Tea enthusiast, trying to keep up my cardio for the zombie apocalypse. I have come to accept that I am a western brewing black tea drinker as that is where my ‘tea heart’ lies. I started on loose leaf as a way to have my dessert and not suffer the caloric issues. Once I tried it, I was hooked.

I drink what I like, which is mostly China blacks, a few traditionally scented blacks and Earl Greys, plus a flavored tea here and there. I don’t mind spending a bit on premium varieties on occasion, but an expensive tea has to deliver. My favorite places to order are Harney & Sons and Upton Tea Imports. TeaVivre is great for Chinese tea.

My ratings are pretty subjective. If it falls under 70, I may not take the time to post about it unless I had something specific to say. If it is 70-80 I like it, but I will probably not rebuy. Favorites are over 80 and up, but sometimes the less expensive or more easily obtainable version of a similar taste will win out for my cupboard space.

Usual teapot steeping method: 24 oz teapot, 3 perfect scoops of tea (4 1/2 actual tsp), freshly boiled water, 4 minutes. Lightly sweetened.

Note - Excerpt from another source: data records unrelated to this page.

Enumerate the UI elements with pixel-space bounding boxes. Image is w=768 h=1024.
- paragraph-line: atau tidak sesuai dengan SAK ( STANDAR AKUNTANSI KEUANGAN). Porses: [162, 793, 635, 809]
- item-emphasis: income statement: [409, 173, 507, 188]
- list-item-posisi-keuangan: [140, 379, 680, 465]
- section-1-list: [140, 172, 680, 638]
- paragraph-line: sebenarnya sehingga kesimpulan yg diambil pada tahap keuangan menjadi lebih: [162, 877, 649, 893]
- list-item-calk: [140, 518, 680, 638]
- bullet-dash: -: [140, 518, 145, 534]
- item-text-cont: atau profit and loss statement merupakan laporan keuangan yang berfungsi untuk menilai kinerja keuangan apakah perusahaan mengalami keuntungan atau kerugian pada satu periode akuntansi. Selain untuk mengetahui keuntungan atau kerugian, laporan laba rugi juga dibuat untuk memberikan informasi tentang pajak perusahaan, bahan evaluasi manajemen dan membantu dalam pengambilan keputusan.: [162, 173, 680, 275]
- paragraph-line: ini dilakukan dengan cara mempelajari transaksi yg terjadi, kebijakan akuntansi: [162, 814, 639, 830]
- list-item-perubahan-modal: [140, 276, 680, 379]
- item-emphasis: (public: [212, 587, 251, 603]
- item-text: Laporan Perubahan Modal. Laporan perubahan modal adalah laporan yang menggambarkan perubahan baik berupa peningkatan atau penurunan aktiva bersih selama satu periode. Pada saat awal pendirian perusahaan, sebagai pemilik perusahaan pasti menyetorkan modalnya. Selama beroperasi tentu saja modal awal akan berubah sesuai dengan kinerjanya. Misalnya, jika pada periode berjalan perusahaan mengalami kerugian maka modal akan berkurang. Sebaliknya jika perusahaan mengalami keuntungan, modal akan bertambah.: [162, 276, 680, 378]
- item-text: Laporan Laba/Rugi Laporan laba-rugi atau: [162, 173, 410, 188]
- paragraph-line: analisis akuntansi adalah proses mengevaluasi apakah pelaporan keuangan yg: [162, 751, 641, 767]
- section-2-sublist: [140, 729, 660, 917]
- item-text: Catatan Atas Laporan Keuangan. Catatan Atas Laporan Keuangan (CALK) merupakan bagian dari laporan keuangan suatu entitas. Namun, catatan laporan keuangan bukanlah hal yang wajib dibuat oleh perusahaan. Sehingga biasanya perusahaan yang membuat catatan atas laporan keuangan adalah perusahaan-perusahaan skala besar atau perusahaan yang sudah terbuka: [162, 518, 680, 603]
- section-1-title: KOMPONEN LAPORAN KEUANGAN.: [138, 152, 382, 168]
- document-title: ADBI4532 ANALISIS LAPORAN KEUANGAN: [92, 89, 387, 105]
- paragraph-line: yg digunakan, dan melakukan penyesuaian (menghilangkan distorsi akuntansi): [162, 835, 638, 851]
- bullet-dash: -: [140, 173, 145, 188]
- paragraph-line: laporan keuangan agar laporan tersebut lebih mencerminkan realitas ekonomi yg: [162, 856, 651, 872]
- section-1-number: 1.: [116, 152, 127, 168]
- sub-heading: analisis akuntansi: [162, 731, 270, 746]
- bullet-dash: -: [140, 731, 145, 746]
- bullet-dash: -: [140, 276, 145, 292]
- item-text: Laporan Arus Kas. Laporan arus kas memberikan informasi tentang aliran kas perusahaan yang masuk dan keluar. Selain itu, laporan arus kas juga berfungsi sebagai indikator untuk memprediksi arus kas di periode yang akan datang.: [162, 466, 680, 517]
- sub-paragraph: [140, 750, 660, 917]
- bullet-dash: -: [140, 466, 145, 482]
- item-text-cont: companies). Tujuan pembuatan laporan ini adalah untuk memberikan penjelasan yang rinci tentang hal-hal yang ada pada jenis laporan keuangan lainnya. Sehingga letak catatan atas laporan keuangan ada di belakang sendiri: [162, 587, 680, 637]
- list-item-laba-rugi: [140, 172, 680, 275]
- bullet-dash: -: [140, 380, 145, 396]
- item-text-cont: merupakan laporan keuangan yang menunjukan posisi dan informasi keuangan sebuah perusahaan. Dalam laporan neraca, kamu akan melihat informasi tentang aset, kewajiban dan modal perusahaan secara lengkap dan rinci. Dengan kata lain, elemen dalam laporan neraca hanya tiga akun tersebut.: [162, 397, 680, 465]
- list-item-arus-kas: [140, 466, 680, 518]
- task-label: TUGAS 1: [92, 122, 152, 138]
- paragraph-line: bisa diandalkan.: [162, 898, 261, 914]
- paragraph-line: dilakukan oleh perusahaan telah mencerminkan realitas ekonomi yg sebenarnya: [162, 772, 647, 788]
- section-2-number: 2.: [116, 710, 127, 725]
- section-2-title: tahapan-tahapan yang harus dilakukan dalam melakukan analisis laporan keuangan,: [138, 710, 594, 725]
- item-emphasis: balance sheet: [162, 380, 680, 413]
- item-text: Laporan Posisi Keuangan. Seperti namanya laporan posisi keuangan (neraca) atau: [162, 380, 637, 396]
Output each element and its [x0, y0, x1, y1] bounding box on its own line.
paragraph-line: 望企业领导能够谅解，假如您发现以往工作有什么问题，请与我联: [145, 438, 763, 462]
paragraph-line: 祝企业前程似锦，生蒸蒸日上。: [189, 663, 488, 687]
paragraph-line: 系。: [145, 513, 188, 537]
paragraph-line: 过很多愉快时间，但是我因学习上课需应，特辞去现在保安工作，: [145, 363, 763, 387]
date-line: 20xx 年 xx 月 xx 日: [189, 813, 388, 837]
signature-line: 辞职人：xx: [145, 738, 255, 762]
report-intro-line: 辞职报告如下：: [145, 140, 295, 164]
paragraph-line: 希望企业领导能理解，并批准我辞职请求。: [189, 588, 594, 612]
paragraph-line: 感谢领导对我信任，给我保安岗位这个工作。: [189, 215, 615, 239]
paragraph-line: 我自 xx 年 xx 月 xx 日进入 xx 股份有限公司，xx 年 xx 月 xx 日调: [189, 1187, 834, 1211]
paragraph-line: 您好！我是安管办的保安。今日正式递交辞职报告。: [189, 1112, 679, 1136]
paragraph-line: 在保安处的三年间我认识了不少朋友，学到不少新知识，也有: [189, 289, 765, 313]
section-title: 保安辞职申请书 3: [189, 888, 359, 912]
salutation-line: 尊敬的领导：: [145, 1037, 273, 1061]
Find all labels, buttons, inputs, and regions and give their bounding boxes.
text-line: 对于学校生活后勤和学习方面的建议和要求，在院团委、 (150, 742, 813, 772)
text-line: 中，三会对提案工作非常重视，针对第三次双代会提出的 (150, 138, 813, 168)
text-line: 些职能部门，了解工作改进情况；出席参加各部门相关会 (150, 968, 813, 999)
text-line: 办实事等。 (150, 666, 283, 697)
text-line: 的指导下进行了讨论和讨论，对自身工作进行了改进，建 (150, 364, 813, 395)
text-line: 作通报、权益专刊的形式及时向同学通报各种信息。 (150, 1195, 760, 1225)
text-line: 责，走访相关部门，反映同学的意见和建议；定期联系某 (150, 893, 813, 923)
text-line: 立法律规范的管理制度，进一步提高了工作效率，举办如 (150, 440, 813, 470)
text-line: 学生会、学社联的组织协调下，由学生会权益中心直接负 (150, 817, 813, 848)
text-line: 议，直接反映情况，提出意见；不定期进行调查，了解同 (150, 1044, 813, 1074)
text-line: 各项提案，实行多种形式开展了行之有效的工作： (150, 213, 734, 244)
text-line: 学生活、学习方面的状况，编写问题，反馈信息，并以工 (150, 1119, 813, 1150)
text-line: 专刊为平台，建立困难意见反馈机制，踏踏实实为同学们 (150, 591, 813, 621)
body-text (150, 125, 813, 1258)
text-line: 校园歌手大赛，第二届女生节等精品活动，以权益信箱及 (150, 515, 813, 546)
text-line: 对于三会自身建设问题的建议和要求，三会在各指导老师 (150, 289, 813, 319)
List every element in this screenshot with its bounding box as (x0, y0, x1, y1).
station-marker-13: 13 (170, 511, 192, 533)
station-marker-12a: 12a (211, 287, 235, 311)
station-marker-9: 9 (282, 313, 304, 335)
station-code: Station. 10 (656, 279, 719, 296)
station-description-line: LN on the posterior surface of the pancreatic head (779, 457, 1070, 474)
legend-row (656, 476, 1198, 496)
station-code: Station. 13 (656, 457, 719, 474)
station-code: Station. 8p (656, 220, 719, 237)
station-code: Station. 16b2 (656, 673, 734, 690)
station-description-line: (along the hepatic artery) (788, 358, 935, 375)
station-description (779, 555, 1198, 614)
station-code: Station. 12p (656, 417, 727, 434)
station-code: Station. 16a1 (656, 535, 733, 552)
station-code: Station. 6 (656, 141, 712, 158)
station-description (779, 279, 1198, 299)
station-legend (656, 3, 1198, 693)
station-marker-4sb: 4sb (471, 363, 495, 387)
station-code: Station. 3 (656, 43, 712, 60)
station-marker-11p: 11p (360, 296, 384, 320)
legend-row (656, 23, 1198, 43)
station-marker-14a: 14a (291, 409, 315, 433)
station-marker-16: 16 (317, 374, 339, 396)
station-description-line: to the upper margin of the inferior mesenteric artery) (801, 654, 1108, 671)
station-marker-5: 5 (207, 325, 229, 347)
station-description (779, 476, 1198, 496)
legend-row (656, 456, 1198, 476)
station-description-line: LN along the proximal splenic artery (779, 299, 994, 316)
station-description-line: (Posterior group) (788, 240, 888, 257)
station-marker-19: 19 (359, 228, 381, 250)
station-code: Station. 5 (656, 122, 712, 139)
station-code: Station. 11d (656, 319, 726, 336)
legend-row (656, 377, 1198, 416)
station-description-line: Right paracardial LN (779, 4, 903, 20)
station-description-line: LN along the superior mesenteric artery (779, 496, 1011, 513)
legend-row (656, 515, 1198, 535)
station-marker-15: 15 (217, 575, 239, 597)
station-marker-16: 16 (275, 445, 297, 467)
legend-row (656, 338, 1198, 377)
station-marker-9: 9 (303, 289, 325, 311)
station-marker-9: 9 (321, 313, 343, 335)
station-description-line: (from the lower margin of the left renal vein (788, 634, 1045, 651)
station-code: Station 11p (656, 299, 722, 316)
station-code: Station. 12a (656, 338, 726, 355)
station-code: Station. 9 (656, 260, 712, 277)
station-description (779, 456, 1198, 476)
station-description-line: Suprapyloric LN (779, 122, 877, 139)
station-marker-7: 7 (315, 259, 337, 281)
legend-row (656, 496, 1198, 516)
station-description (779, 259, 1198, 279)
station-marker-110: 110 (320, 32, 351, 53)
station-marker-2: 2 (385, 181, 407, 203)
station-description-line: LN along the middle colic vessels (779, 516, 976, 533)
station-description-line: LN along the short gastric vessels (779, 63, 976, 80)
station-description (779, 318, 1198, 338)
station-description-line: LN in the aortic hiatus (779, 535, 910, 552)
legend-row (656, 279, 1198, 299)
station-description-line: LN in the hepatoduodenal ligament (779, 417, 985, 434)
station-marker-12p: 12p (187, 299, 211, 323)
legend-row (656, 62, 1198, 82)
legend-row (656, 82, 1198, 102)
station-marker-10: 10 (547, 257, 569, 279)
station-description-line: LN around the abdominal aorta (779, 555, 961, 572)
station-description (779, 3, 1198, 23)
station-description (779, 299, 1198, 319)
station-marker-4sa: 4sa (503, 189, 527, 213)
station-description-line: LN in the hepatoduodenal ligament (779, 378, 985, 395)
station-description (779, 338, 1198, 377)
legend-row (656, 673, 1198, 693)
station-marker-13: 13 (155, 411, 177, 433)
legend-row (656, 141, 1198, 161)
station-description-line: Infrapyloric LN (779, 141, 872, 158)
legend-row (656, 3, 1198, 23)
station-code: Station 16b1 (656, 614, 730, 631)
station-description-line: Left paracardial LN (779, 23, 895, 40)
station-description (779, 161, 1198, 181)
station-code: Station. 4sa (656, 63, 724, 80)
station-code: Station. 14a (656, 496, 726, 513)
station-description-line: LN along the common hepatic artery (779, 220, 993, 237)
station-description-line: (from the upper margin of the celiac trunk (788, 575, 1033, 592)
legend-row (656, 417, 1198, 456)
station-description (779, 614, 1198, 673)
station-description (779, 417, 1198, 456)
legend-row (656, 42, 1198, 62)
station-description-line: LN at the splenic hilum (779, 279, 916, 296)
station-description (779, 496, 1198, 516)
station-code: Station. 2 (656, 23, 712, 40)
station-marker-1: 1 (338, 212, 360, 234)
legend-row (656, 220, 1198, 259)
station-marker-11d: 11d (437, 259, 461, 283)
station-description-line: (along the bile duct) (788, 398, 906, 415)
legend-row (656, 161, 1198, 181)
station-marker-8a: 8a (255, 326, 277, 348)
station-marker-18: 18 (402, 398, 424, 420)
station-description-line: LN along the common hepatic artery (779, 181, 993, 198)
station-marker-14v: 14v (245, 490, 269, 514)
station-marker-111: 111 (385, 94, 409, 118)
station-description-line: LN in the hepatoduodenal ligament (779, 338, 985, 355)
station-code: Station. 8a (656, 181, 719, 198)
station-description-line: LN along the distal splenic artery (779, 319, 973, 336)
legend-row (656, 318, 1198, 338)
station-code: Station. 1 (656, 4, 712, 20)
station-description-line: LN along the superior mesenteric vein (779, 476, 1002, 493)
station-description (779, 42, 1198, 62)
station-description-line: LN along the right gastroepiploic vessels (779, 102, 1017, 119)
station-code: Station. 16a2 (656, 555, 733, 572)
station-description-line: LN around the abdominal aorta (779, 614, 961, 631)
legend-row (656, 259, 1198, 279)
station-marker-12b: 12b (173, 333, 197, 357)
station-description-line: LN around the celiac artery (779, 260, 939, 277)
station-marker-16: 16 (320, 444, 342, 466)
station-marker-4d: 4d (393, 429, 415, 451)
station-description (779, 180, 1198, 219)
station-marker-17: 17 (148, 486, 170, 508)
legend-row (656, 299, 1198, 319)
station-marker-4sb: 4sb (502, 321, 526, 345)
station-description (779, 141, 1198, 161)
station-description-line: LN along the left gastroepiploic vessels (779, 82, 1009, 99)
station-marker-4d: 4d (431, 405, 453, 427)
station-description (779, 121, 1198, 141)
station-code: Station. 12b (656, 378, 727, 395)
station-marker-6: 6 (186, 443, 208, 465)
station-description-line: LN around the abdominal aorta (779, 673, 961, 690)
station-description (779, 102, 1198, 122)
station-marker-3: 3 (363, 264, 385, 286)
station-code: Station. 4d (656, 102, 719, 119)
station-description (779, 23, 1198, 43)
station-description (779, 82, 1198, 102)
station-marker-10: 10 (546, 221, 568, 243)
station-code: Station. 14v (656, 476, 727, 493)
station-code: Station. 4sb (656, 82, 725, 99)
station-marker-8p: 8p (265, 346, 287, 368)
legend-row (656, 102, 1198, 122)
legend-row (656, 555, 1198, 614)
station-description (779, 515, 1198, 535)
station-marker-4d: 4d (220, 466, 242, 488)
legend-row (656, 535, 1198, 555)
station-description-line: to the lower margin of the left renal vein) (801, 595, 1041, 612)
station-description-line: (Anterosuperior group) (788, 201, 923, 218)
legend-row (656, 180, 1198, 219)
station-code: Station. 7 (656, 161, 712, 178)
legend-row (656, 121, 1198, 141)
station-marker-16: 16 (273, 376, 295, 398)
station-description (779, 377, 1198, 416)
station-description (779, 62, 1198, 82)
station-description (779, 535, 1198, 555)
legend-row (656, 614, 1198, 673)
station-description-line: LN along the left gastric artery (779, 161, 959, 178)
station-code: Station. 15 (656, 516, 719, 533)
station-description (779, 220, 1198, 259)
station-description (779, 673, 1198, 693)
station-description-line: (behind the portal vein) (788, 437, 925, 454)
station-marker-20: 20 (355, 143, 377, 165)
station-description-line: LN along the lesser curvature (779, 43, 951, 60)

Usual mug steeping method: 15 oz mug, 1.5 perfect scoops of tea (just over 2 actual tsp), freshly boiled water, 4 minutes. Lightly sweetened.

Usual pan method: 1 1/2 cups water, 2 perfect tsp chai (3 actual tsp). Simmer for 3 minutes. Add 2/3 cup skim milk. Simmer for 2 more minutes. Strain and sweeten.

Usual pitcher method:
5 or 6 Perfect Spoons of tea (this means about 7-9 actual tsp), freshly boiled water, brewed essentially double-strong in my 24 oz teapot for 4 minutes. Fill my Fiestaware Disc pitcher (about 60 oz.) halfway with ice. Add brewed double-strong tea to the pitcher. Stir it a little and enjoy. No additions.

(*SRP is my Sample/Stash Reduction Plan starting on April 12, 2012. I got so far, but just decided it was too fussy to keep track.)